The Department of Veterans Affairs Information Security Protection Act, a bill recently introduced by U.S. Rep. Ann Kirkpatrick (D-Ariz.), hopes to offer “common-sense steps” to protect veterans.
The bill will protect veterans’ personal information in the Department of Veterans Affairs computer network according to a press release from Kirkpatrick’s office. This would allow the VA to improve information security without compromising the agency’s ability to provide healthcare, benefits and services to vets.
“My bill offers some common-sense steps we can take right away to protect veterans,” Kirkpatrick, who is Arizona’s only member of the House Veterans’ Affairs Committee, said. “By boosting oversight and accountability, we can empower the VA in its core mission of helping the men and women who have served our country.”
Kirkpatrick, the ranking member of the Subcommittee on Oversight and Investigations, is directly connected to ensuring the VA is effective and accountable in handling the personal information of veterans’.
Her legislation, according to the release, would:
-- Ensure the VA follows current federal law and practices on information security mandated by other government agencies.

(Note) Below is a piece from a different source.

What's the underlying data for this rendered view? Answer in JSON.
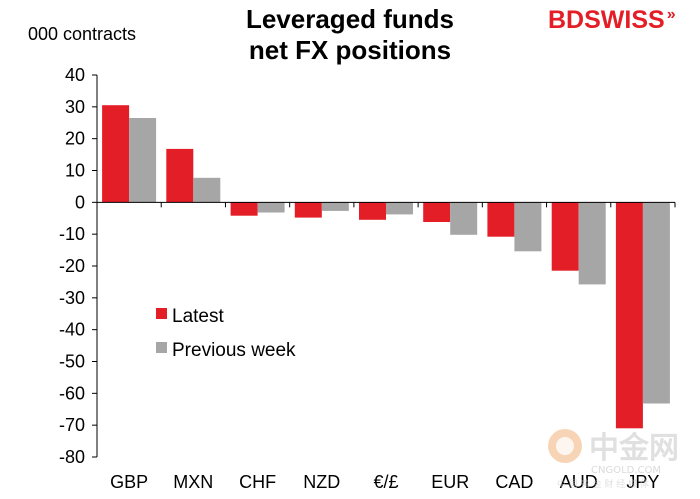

-- Require the VA to develop an Information Security Strategic Plan that protects current veterans’ information and anticipates future cybersecurity threats. The VA would be required to consult with agencies such as Defense and Homeland Security to establish best practices.
-- Require the VA to report to Congress on its progress in implementing the Information Security Strategic Plan, report VA employee violations of its policy, and report any incidents involving the compromise of veterans’ personal information either by the VA or from outside cyberattacks.